China Is Not 10 Feet Tall. India Needs to Stop Acting Like It Is.

There is a peculiar psychological tic in Indian strategic thinking — and, to be fair, in Western strategic thinking too — that treats China as an ever-ascending, essentially invincible force against which everyone else is perpetually playing catch-up.
The data of 2026 tells a different story. And India's strategic class needs to update its mental model accordingly.
The Demographic Cliff Is No Longer Coming. It Has Arrived.
China's population declined for the third consecutive year in 2025. The working-age population peaked years ago. The dependency ratio — the ratio of economically inactive people (children and the elderly) to active workers — is moving in the wrong direction at speed.
This matters enormously for economic growth. China's extraordinary rise from 1980 to 2015 was fuelled in large part by the "demographic dividend" — a bulge of working-age people entering the labour force. That dividend has been spent. What follows, as Japan discovered, is a long, grinding demographic headwind.
No amount of policy ingenuity fully offsets this. Japan tried. Japan is still trying.
The Real Estate Sector Is Not Recovering
The implosion of China's real estate sector — which at its peak represented approximately 25-30% of GDP when related industries are included — is not a temporary correction. It is a structural unwinding of a growth model that was always built on an unsustainable foundation of land sales, municipal debt, and speculative construction.
Evergrande was the symptom. The disease is a property market that convinced an entire generation of Chinese households to store their wealth in apartments that were sometimes never built, or built in cities where nobody wants to live. The wealth destruction has been enormous. Consumer confidence has been hammered. Domestic demand — the thing China needs to transition toward to sustain growth — is structurally suppressed by a population that doesn't trust property anymore but hasn't found an alternative.
Youth Unemployment Above 20%
China stopped publishing official youth unemployment figures for a period — a reliable signal that the numbers were embarrassing. When they resumed, youth unemployment remained above 20%. For a country that built its social contract on the promise of rising incomes for every generation, this is politically combustible material.
The "lying flat" (tang ping) movement — young Chinese quietly opting out of the relentless work-grind economy — is a cultural expression of a structural problem. When a system stops delivering for the young, the young stop delivering for the system.
Tech Under Permanent Political Siege
The crackdown on China's technology sector, which began with Jack Ma's public humiliation and the aborted Ant Group IPO, has not been a temporary correction either. It reflects a deep ideological preference in Xi Jinping's political economy: the Party must always be able to override private capital, and no entrepreneur should become so powerful that they can.

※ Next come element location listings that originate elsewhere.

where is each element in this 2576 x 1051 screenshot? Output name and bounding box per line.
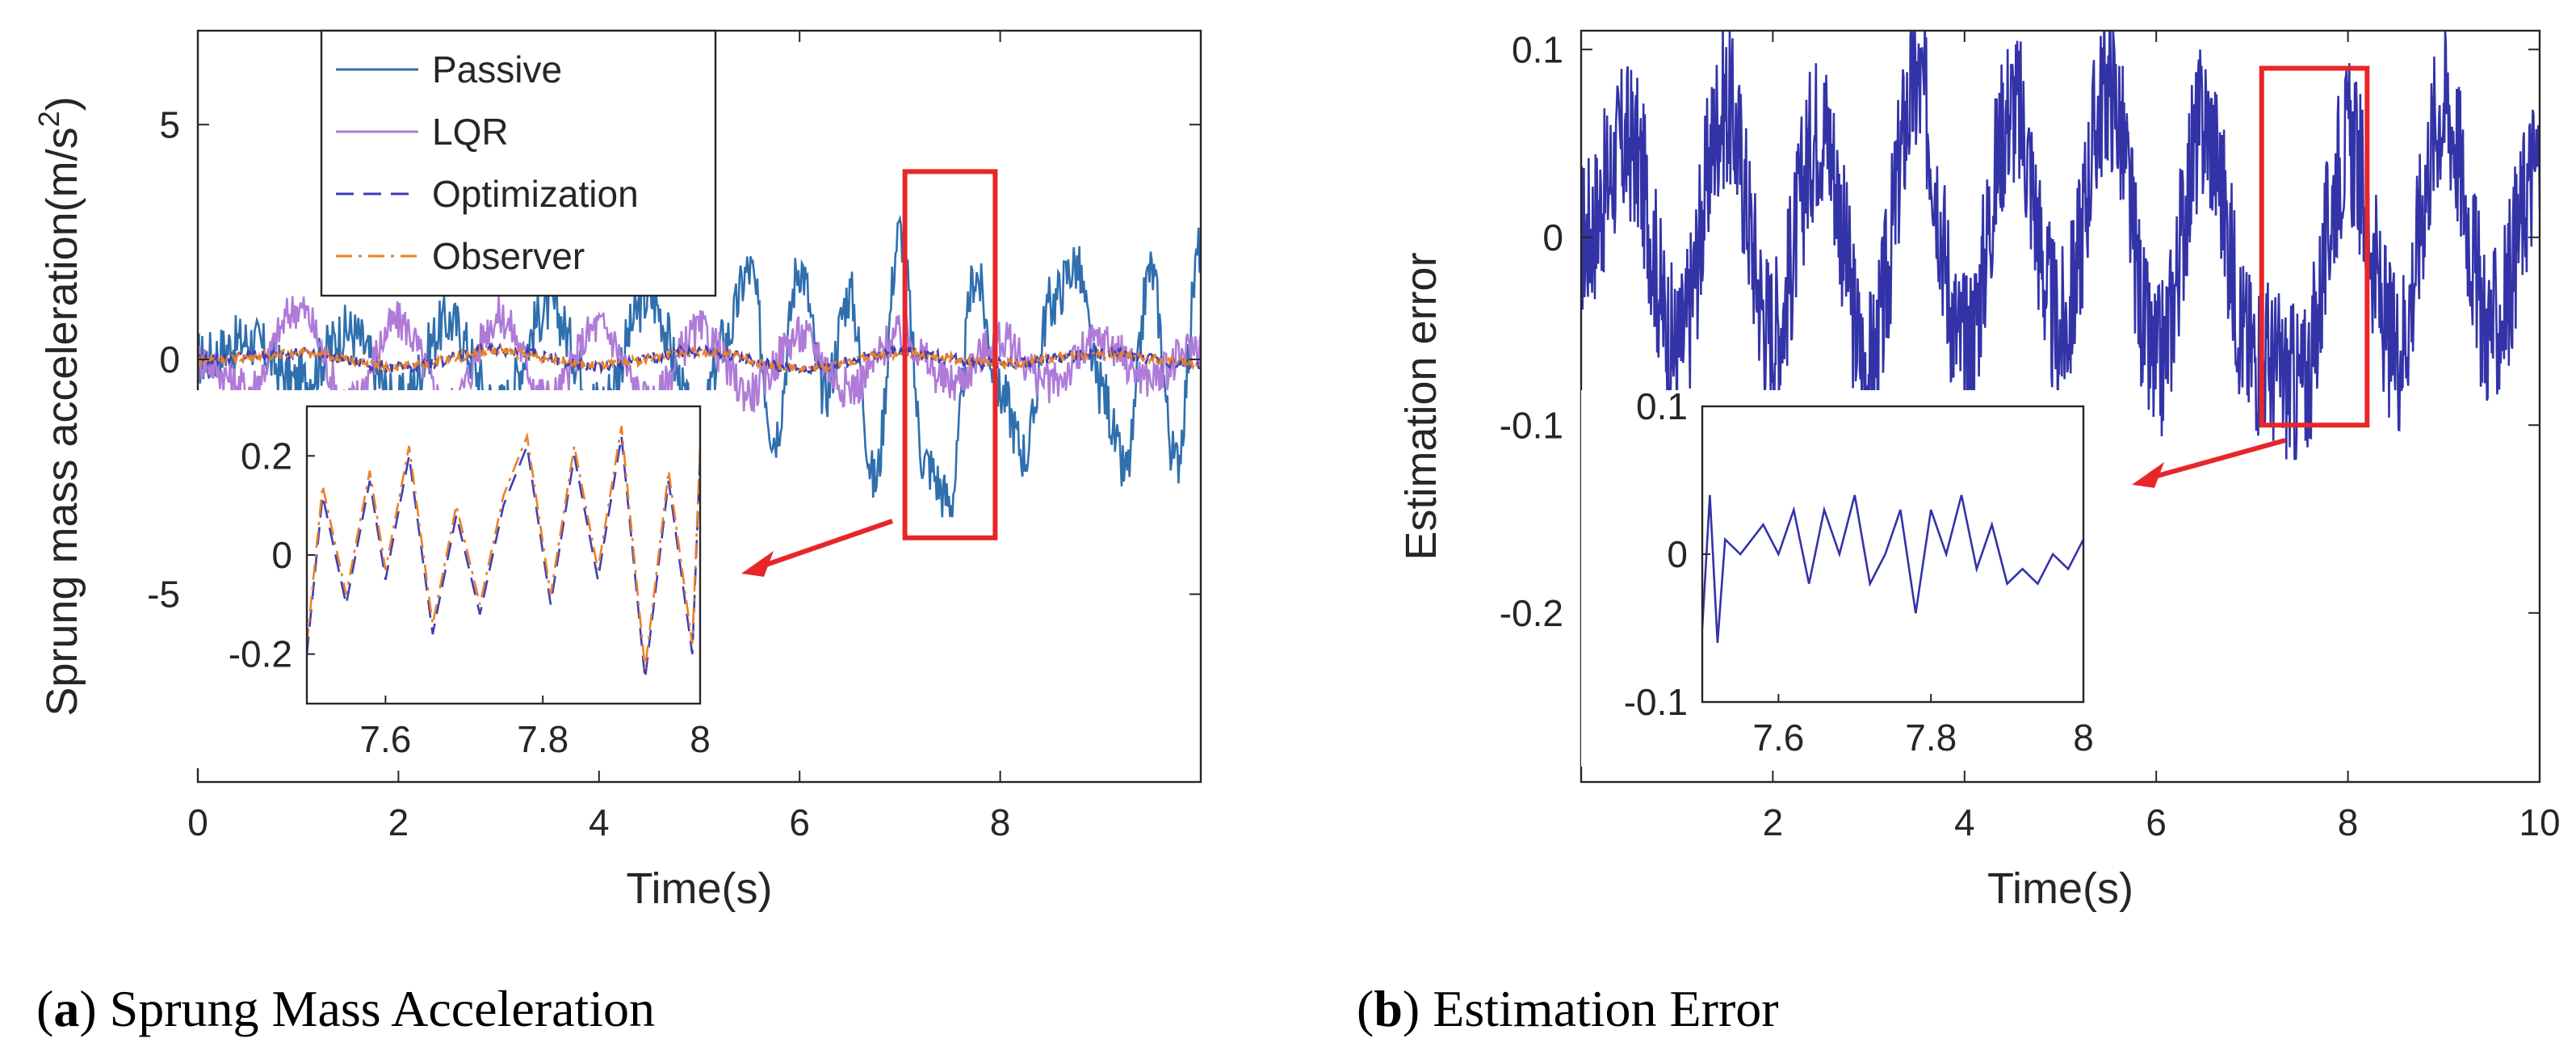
chart-a-inset-xtick-label: 7.6 <box>359 718 411 760</box>
chart-a-sprung-mass-acceleration: 0 2 4 6 8 5 0 -5 Time(s) Sprung mass acceleration… <box>32 29 1202 913</box>
chart-a-inset-ytick-label: 0.2 <box>241 435 292 477</box>
caption-a-text: Sprung Mass Acceleration <box>110 980 655 1037</box>
chart-a-inset-xtick-label: 8 <box>690 718 711 760</box>
legend-label-optimization: Optimization <box>432 173 639 215</box>
chart-b-xtick-label: 10 <box>2519 801 2560 843</box>
legend-box <box>320 29 717 297</box>
caption-b-letter: b <box>1374 980 1403 1037</box>
caption-b: (b) Estimation Error <box>1357 980 1779 1037</box>
chart-a-xlabel: Time(s) <box>627 864 773 913</box>
chart-a-inset-area <box>307 406 700 704</box>
legend-label-observer: Observer <box>432 235 585 277</box>
legend-label-passive: Passive <box>432 48 562 90</box>
chart-a-ytick-label: 5 <box>159 103 180 145</box>
chart-b-arrow-shaft <box>2154 438 2286 479</box>
chart-a-highlight-box <box>902 169 998 540</box>
chart-a-inset-ytick-label: -0.2 <box>229 633 292 675</box>
chart-a-ytick-label: 0 <box>159 338 180 380</box>
legend-label-lqr: LQR <box>432 111 509 153</box>
chart-a-arrow-shaft <box>763 519 893 568</box>
chart-b-data <box>1581 31 2540 460</box>
chart-b-inset-ytick-label: 0.1 <box>1636 385 1688 427</box>
chart-b-inset-ytick-label: 0 <box>1667 533 1688 575</box>
chart-a-xtick-label: 2 <box>388 801 409 843</box>
chart-b-ylabel: Estimation error <box>1397 252 1445 560</box>
chart-b-arrow-head <box>2132 462 2164 488</box>
chart-b-inset-xtick-label: 7.8 <box>1905 717 1957 759</box>
chart-a-xtick-label: 0 <box>187 801 208 843</box>
chart-b-inset-xtick-label: 7.6 <box>1752 717 1804 759</box>
chart-a-xtick-label: 4 <box>589 801 610 843</box>
chart-b-xtick-label: 8 <box>2338 801 2359 843</box>
caption-b-text: Estimation Error <box>1433 980 1778 1037</box>
chart-a-ylabel-end: ) <box>38 96 86 111</box>
chart-a-ylabel: Sprung mass acceleration(m/s2) <box>32 96 86 716</box>
chart-b-xtick-label: 6 <box>2146 801 2167 843</box>
chart-b-xtick-label: 4 <box>1954 801 1975 843</box>
chart-b-series-estimation-error <box>1581 31 2540 460</box>
chart-a-series-lqr <box>198 296 1201 426</box>
chart-b-xlabel: Time(s) <box>1987 864 2133 913</box>
chart-b-inset-series-estimation-error <box>1702 494 2083 643</box>
chart-b-ytick-label: -0.1 <box>1500 404 1563 446</box>
chart-a-ytick-label: -5 <box>147 574 180 616</box>
chart-a-inset-series-observer <box>307 426 700 670</box>
chart-b-inset-ytick-label: -0.1 <box>1624 681 1688 723</box>
chart-b-ytick-label: -0.2 <box>1500 592 1563 634</box>
chart-b-inset-data <box>1702 494 2083 643</box>
caption-a-letter: a <box>53 980 79 1037</box>
chart-b-inset-xtick-label: 8 <box>2073 717 2094 759</box>
chart-a-arrow-head <box>741 551 774 577</box>
chart-a-ylabel-sup: 2 <box>32 111 65 127</box>
chart-b-ytick-label: 0.1 <box>1512 28 1563 70</box>
chart-b-estimation-error: 2 4 6 8 10 0.1 0 -0.1 -0.2 Time(s) Estimation erro… <box>1397 28 2561 913</box>
chart-a-inset-series-optimization <box>307 435 700 679</box>
chart-a-inset-xtick-label: 7.8 <box>517 718 568 760</box>
chart-b-ytick-label: 0 <box>1542 217 1563 259</box>
chart-b-xtick-label: 2 <box>1763 801 1784 843</box>
chart-a-inset-ytick-label: 0 <box>271 534 292 576</box>
chart-b-highlight-box <box>2259 65 2370 428</box>
chart-b-inset-area <box>1702 406 2083 702</box>
chart-a-xtick-label: 8 <box>990 801 1011 843</box>
caption-a: (a) Sprung Mass Acceleration <box>36 980 655 1037</box>
chart-a-inset-data <box>307 426 700 679</box>
chart-a-xtick-label: 6 <box>789 801 810 843</box>
chart-a-series-observer <box>198 343 1201 375</box>
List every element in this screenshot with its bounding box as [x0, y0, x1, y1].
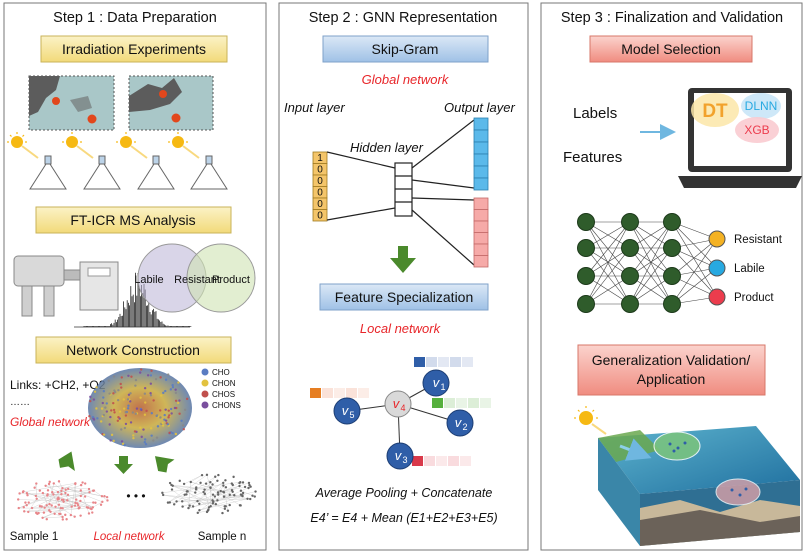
global-network-label-2: Global network	[362, 72, 450, 87]
legend-chos: CHOS	[212, 390, 235, 399]
step1-title: Step 1 : Data Preparation	[53, 10, 217, 26]
panel-step1	[3, 2, 267, 551]
network-construction-box	[35, 336, 232, 364]
step2-title: Step 2 : GNN Representation	[309, 10, 498, 26]
step3-title: Step 3 : Finalization and Validation	[561, 10, 783, 26]
sun-icon	[7, 132, 39, 159]
sun-icon	[62, 132, 94, 159]
output-vector-red	[473, 197, 489, 268]
class-legend	[708, 230, 726, 306]
node-v3: v 3	[386, 442, 414, 470]
ocean-block-illustration	[574, 406, 800, 546]
hidden-layer-label: Hidden layer	[350, 140, 424, 155]
irradiation-box	[40, 35, 228, 63]
svg-text:v: v	[433, 375, 441, 390]
sample-1-label: Sample 1	[10, 531, 59, 543]
links-ellipsis: ……	[10, 397, 30, 408]
ms-instrument-icon	[13, 255, 119, 317]
ftms-box	[35, 206, 232, 234]
generalization-box	[577, 344, 766, 396]
down-arrows-step1	[58, 451, 175, 474]
ellipsis-dots: • • •	[126, 489, 145, 503]
svg-text:5: 5	[349, 410, 354, 420]
panel-step2	[278, 2, 529, 551]
network-construction-label: Network Construction	[66, 342, 200, 358]
map-image-1	[28, 75, 115, 131]
venn-label-product: Product	[212, 274, 250, 286]
skipgram-box	[322, 35, 489, 63]
class-product: Product	[734, 292, 774, 304]
venn-label-labile: Labile	[134, 274, 163, 286]
sun-icon	[574, 406, 607, 435]
embedding-bars	[310, 357, 491, 466]
local-network-label-2: Local network	[360, 321, 442, 336]
svg-text:0: 0	[317, 188, 323, 199]
skipgram-network-shape	[326, 119, 475, 266]
local-network-label-1: Local network	[94, 531, 166, 543]
input-layer-label: Input layer	[284, 100, 345, 115]
local-network-sample-1	[17, 480, 109, 521]
legend-chons: CHONS	[212, 401, 241, 410]
venn-diagram	[137, 243, 256, 313]
svg-text:0: 0	[317, 211, 323, 222]
feature-specialization-label: Feature Specialization	[335, 289, 474, 305]
svg-text:v: v	[393, 396, 401, 411]
legend-chon: CHON	[212, 379, 236, 388]
svg-text:v: v	[342, 403, 350, 418]
node-v2: v 2	[446, 409, 474, 437]
pooling-label: Average Pooling + Concatenate	[315, 486, 493, 500]
svg-text:3: 3	[402, 455, 407, 465]
svg-text:2: 2	[462, 422, 467, 432]
global-network-label-1: Global network	[10, 415, 91, 429]
model-dt: DT	[702, 101, 728, 122]
sample-n-label: Sample n	[198, 531, 247, 543]
generalization-line-1: Generalization Validation/	[592, 352, 751, 368]
class-resistant: Resistant	[734, 234, 783, 246]
neural-network-diagram	[577, 213, 718, 313]
svg-text:0: 0	[317, 199, 323, 210]
ftms-label: FT-ICR MS Analysis	[70, 212, 195, 228]
svg-text:v: v	[395, 448, 403, 463]
output-vector-blue	[473, 117, 489, 191]
svg-text:1: 1	[440, 382, 445, 392]
legend-cho: CHO	[212, 368, 230, 377]
model-selection-box	[589, 35, 753, 63]
class-labile: Labile	[734, 263, 765, 275]
labels-label: Labels	[573, 105, 617, 122]
model-xgb: XGB	[744, 123, 769, 137]
model-selection-label: Model Selection	[621, 41, 721, 57]
output-layer-label: Output layer	[444, 100, 515, 115]
node-v1: v 1	[422, 369, 450, 397]
svg-text:v: v	[455, 415, 463, 430]
svg-text:0: 0	[317, 165, 323, 176]
global-network-graph	[88, 368, 192, 448]
irradiation-label: Irradiation Experiments	[62, 41, 206, 57]
map-image-2	[128, 75, 214, 131]
generalization-line-2: Application	[637, 371, 706, 387]
panel-step3	[540, 2, 803, 551]
features-label: Features	[563, 149, 622, 166]
sun-icon	[116, 132, 148, 159]
links-label: Links: +CH2, +O2	[10, 378, 106, 392]
element-legend	[201, 368, 209, 409]
svg-text:4: 4	[400, 403, 405, 413]
model-dlnn: DLNN	[745, 99, 778, 113]
sun-icon	[168, 132, 200, 159]
down-arrow-step2	[390, 246, 416, 273]
local-network-sample-n	[161, 473, 257, 515]
sun-flask-row	[7, 132, 228, 190]
venn-label-resistant: Resistant	[174, 274, 220, 286]
flask-icons	[29, 155, 228, 190]
feature-specialization-box	[319, 283, 489, 311]
equation-label: E4’ = E4 + Mean (E1+E2+E3+E5)	[310, 511, 497, 525]
node-v5: v 5	[333, 397, 361, 425]
svg-text:0: 0	[317, 176, 323, 187]
skipgram-label: Skip-Gram	[372, 41, 439, 57]
node-v4: v 4	[384, 390, 412, 418]
laptop-icon	[678, 88, 802, 188]
svg-text:1: 1	[317, 153, 323, 164]
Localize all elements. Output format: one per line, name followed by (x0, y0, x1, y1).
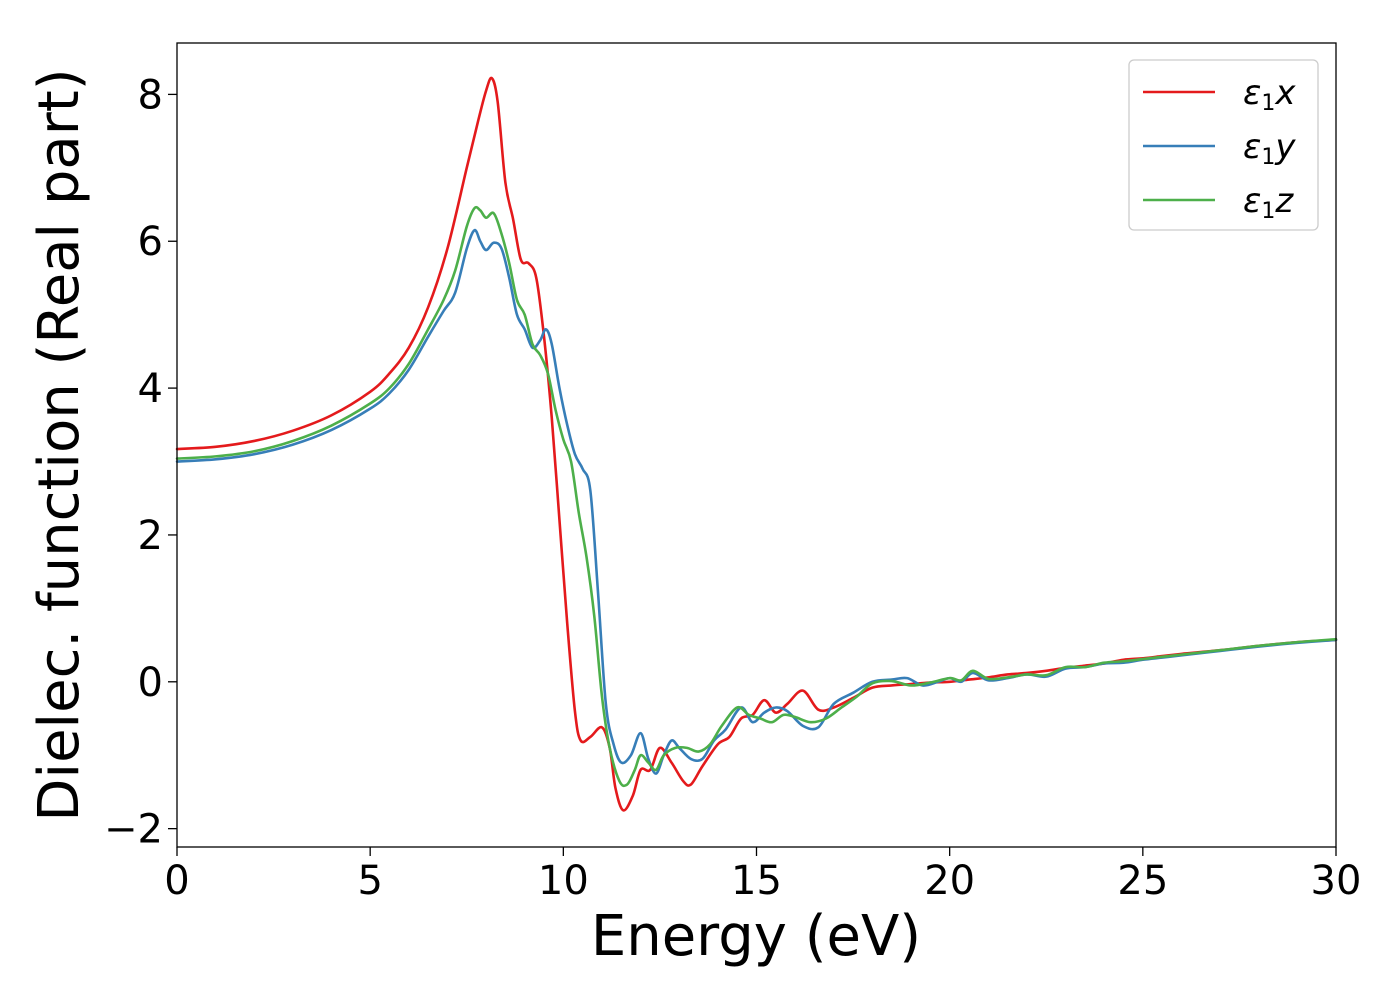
x-tick-label: 10 (538, 858, 589, 904)
series-line-x (175, 76, 1338, 812)
legend-label-z: ε1z (1243, 181, 1294, 224)
x-tick-label: 30 (1311, 858, 1362, 904)
x-tick-label: 5 (357, 858, 382, 904)
series-line-z (175, 205, 1338, 788)
legend-subscript: 1 (1261, 145, 1275, 170)
legend-box (1128, 59, 1319, 231)
legend-label-y: ε1y (1243, 127, 1296, 170)
series-layer (175, 76, 1338, 812)
legend-variable: y (1274, 127, 1296, 167)
legend-subscript: 1 (1261, 91, 1275, 116)
x-tick-label: 25 (1117, 858, 1168, 904)
x-tick-label: 15 (731, 858, 782, 904)
y-tick-label: −2 (104, 807, 163, 853)
x-tick-label: 0 (164, 858, 189, 904)
legend-epsilon: ε (1243, 127, 1261, 167)
legend-variable: x (1274, 73, 1296, 113)
legend-subscript: 1 (1261, 199, 1275, 224)
legend-epsilon: ε (1243, 73, 1261, 113)
y-tick-label: 8 (138, 72, 163, 118)
y-tick-label: 6 (138, 219, 163, 265)
x-axis-ticks: 0 5 10 15 20 25 30 (164, 847, 1361, 904)
legend-variable: z (1274, 181, 1294, 221)
y-axis-ticks: −2 0 2 4 6 8 (104, 72, 177, 853)
legend-label-x: ε1x (1243, 73, 1296, 116)
y-tick-label: 4 (138, 366, 163, 412)
y-tick-label: 2 (138, 513, 163, 559)
y-axis-label: Dielec. function (Real part) (27, 68, 92, 821)
y-tick-label: 0 (138, 660, 163, 706)
legend-epsilon: ε (1243, 181, 1261, 221)
x-tick-label: 20 (924, 858, 975, 904)
x-axis-label: Energy (eV) (591, 904, 921, 969)
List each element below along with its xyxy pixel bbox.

The consequence for innovation is predictable. Venture capital has migrated. Talent has migrated — to Singapore, to the US, to anywhere that doesn't carry the risk of regulatory annihilation. The next generation of Chinese technology companies will emerge from this environment into a world where their most ambitious competitors have none of these constraints.
India Needs to Stop Measuring Itself Against a Ghost
India has a habit of benchmarking itself against a China that no longer exists — the invincible growth machine of 2005, the manufacturing colossus of 2010.
That China is gone. The China of 2026 has serious structural problems, a leader who prioritises political control over economic dynamism, a demographic crisis with no easy solution, and a technology sector that is talented but politically shackled.
None of this means India can be complacent. India has its own structural problems, and the competition is still fierce.
But the psychological starting point matters. India is not chasing a tiger. It's racing an adversary that is, for the first time in a generation, genuinely vulnerable.
That changes the strategic calculus considerably.